Scotland’s Improvement Service is beginning to distribute £250,000 to the country’s local authorities to support the improvement of their geospatial data.

The programme is being run by its Spatial Information Service (SIS), which is working with the councils to identify specific areas for improvement.

Iain McKay, head of spatial information at the Improvement Service – which supports local authorities around Scotland in various initiatives – told UKAuthority it is distributing the money according to a formula that could amount up to £20,000 each for the larger authorities. It is aiming to pass it all on by the end of May.

He said SIS has built an understanding of where the work needs to be done through a series of discussions over the past six months.

Specific problems

“We’re able to identify that specific councils have specific problems with the data and to avoid the duplication of effort,” he said. “For example, one council may have a very good gazetteer but its details around planning are not so good.”

The organisation is taking a light touch approach in not setting strict timeframes for the work, but expects to see improvements emerge over the next 12 months and plans to share the lessons through its own community and KHub network for local government.

It will make the data from the local authorities available through its Spatial Hub, which is currently only available to its member organisations, although it is looking at developing a commercial licensing model that would provide access to private sector bodies.

“If a commercial organisation wishes to licence a geospatial dataset it currently has to contact all 32 councils, and may not get responses from all of them,” McKay said. “It makes sense to concentrate it into one place.

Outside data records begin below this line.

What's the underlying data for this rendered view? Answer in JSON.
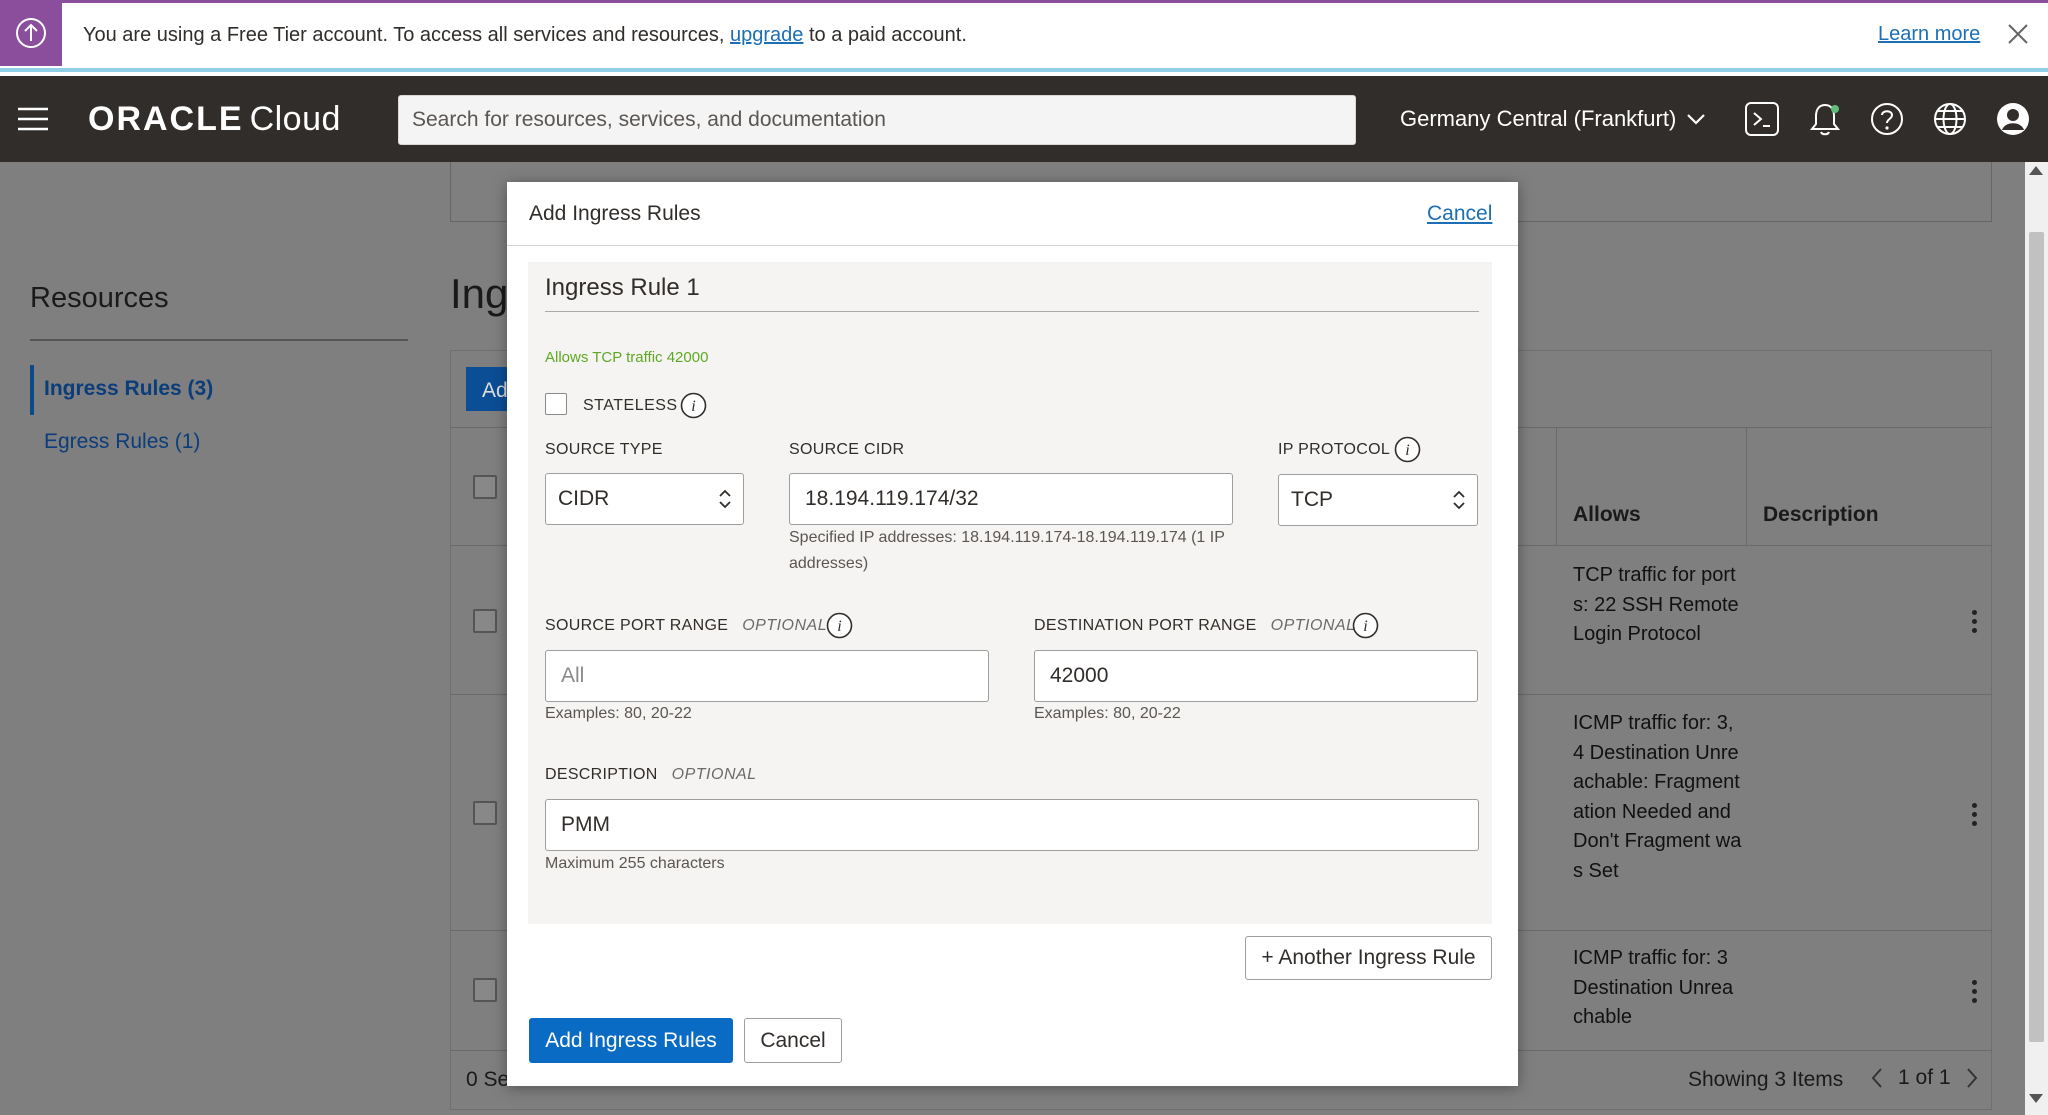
{
  "banner": {
    "text_before": "You are using a Free Tier account. To access all services and resources, ",
    "upgrade_link": "upgrade",
    "text_after": " to a paid account.",
    "learn_more": "Learn more",
    "accent_color": "#8a4e9c"
  },
  "header": {
    "logo_brand": "ORACLE",
    "logo_product": "Cloud",
    "search_placeholder": "Search for resources, services, and documentation",
    "region": "Germany Central (Frankfurt)",
    "icons": [
      "cloud-shell-icon",
      "notifications-icon",
      "help-icon",
      "language-icon",
      "profile-icon"
    ]
  },
  "sidebar": {
    "title": "Resources",
    "items": [
      {
        "label": "Ingress Rules (3)",
        "active": true
      },
      {
        "label": "Egress Rules (1)",
        "active": false
      }
    ]
  },
  "background_table": {
    "heading": "Ing",
    "add_button": "Ad",
    "columns": [
      "Allows",
      "Description"
    ],
    "rows": [
      {
        "allows": "TCP traffic for ports: 22 SSH Remote Login Protocol"
      },
      {
        "allows": "ICMP traffic for: 3, 4 Destination Unreachable: Fragmentation Needed and Don't Fragment was Set"
      },
      {
        "allows": "ICMP traffic for: 3 Destination Unreachable"
      }
    ],
    "selected": "0 Se",
    "showing": "Showing 3 Items",
    "pager": "1 of 1"
  },
  "modal": {
    "title": "Add Ingress Rules",
    "cancel_link": "Cancel",
    "rule": {
      "title": "Ingress Rule 1",
      "summary": "Allows TCP traffic 42000",
      "stateless_label": "STATELESS",
      "stateless_checked": false,
      "source_type_label": "SOURCE TYPE",
      "source_type_value": "CIDR",
      "source_cidr_label": "SOURCE CIDR",
      "source_cidr_value": "18.194.119.174/32",
      "source_cidr_helper": "Specified IP addresses: 18.194.119.174-18.194.119.174 (1 IP addresses)",
      "ip_protocol_label": "IP PROTOCOL",
      "ip_protocol_value": "TCP",
      "source_port_label": "SOURCE PORT RANGE",
      "source_port_optional": "OPTIONAL",
      "source_port_placeholder": "All",
      "source_port_helper": "Examples: 80, 20-22",
      "dest_port_label": "DESTINATION PORT RANGE",
      "dest_port_optional": "OPTIONAL",
      "dest_port_value": "42000",
      "dest_port_helper": "Examples: 80, 20-22",
      "description_label": "DESCRIPTION",
      "description_optional": "OPTIONAL",
      "description_value": "PMM",
      "description_helper": "Maximum 255 characters"
    },
    "another_rule_button": "+ Another Ingress Rule",
    "submit_button": "Add Ingress Rules",
    "cancel_button": "Cancel",
    "primary_color": "#0a6bc4"
  }
}
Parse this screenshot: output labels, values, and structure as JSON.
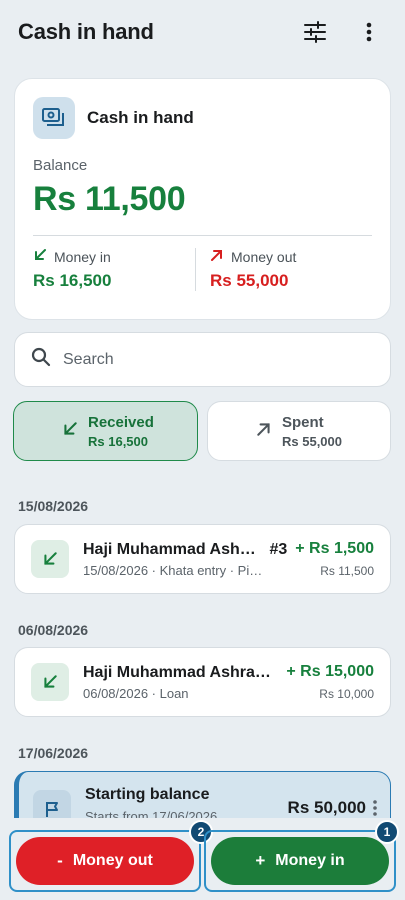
{
  "header": {
    "title": "Cash in hand",
    "filter_icon": "sliders-icon",
    "menu_icon": "more-vertical-icon"
  },
  "summary": {
    "title": "Cash in hand",
    "balance_label": "Balance",
    "balance_value": "Rs 11,500",
    "money_in_label": "Money in",
    "money_in_value": "Rs 16,500",
    "money_out_label": "Money out",
    "money_out_value": "Rs 55,000"
  },
  "search": {
    "placeholder": "Search"
  },
  "segments": {
    "received": {
      "label": "Received",
      "amount": "Rs 16,500"
    },
    "spent": {
      "label": "Spent",
      "amount": "Rs 55,000"
    }
  },
  "groups": [
    {
      "date": "15/08/2026",
      "entry": {
        "name": "Haji Muhammad Ash…",
        "ref": "#3",
        "meta": "15/08/2026 · Khata entry · Pic…",
        "amount": "+ Rs 1,500",
        "balance": "Rs 11,500"
      }
    },
    {
      "date": "06/08/2026",
      "entry": {
        "name": "Haji Muhammad Ashra…",
        "ref": "",
        "meta": "06/08/2026 · Loan",
        "amount": "+ Rs 15,000",
        "balance": "Rs 10,000"
      }
    },
    {
      "date": "17/06/2026",
      "entry": {
        "name": "Starting balance",
        "meta": "Starts from 17/06/2026",
        "amount": "Rs 50,000"
      }
    }
  ],
  "actions": {
    "money_out": {
      "symbol": "-",
      "label": "Money out",
      "badge": "2"
    },
    "money_in": {
      "symbol": "+",
      "label": "Money in",
      "badge": "1"
    }
  },
  "colors": {
    "green": "#17803d",
    "red": "#d71f1f",
    "accent_blue": "#2b7bb3",
    "background": "#e9eef2"
  }
}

“People have indicated to us there could be a market in which they would be willing to pay, and we would be making the money to re-invest back into local government.”

Gazetteer priority

SIS collects and standardises geospatial data for public services through data sharing agreements with local authorities. McKay said that one of its current priorities is to improve the quality of its street and address gazetteer to feed into the development of an emergency services gazetteer in a project led by Police Scotland.

It has also been sharing what it has learned with the Geospatial Commission and Local Government Authority.